Control your mega-ness, kids. That’s the lesson. In the endless negotiations of the main character with the various types—nerd, spaz, depresso, preening jock—that surround her, the gospel of tweencom is handed down: Avoid extremes of all kinds. Don’t be too rebellious, but don’t be a Goody-Two-Shoes, either. Don’t be too vain or confident, but don’t you dare be gloomy. Here rises the terrible Scylla of duncehood; over there is the ship-swallowing Charybdis of geekdom. By alternately incorporating and rejecting aspects of her co-characters, by teasing them without being mean (very important), by dissipating the tension with humor, by successfully managing her superpower, the main character cultivates self-awareness. She locates herself in the comic center. The joke, whatever it might be, the great and dreaded free-floating chorus of ridicule that cruises the school hallways and gathers by the lockers, is not on her.
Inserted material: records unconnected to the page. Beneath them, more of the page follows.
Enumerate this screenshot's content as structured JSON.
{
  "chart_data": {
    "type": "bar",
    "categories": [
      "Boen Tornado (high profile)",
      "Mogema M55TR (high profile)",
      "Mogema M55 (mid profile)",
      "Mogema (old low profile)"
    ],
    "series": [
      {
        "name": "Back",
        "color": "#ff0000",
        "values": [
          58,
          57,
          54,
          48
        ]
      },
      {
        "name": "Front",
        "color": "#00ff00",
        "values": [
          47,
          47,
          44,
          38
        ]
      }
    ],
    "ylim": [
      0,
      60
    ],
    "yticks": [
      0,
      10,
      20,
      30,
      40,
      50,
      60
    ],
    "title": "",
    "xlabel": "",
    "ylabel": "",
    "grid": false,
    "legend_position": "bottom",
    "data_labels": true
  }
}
And what does too much specialness look like? It looks like Madame Goo Goo, the rather brilliant Lady Gaga parody on A.N.T. Farm, whose creative process involves throwing alphabet soup at a whiteboard. It looks like Farkle Minkus, the prodigiously oblivious weirdo on Disney’s Girl Meets World, who mutters “Farkle farkle farkle” when he snores. His singularity is irrepressible but undesirable: his amorous overtures to Riley and Maya, the show’s two heroines, are steadily repulsed. But even Farkle is not the limit. That would be the girl known as Back-of-the-Class Brenda. Look at Brenda, in her red spectacles and goofy dress, waving at Farkle with a hopeful, lopsided grin. Sad world, sad world. Not even Katy Perry can save her.
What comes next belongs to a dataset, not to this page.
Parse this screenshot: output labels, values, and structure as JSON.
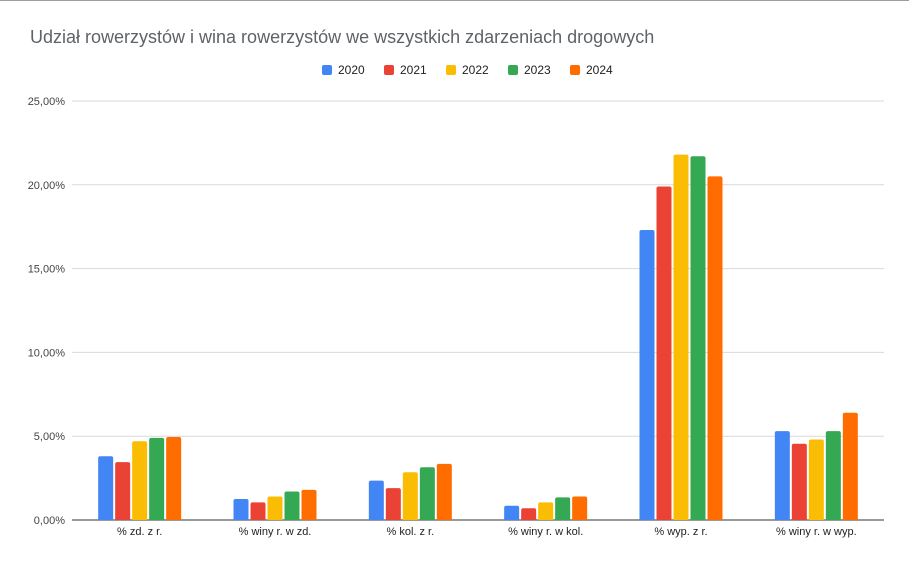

“It is the summit of idleness,” Martin Amis once wrote, “to deplore actuality.” That’s a handy maxim for a middle-aged critic grumbling and nodding off in front of the TV. The fireflies and butt sweat may be gone, but the tweencom has reached some ultimate refinement, and its audience, the only audience it cares about, is locked in. A breed of socialization is being workshopped on these shows. They may even be helpful. The trials of adolescence loom, God knows. The journey is hazardous; guidance is not to be rejected. Steer the middle course, tiny Odysseus. And good luck to you.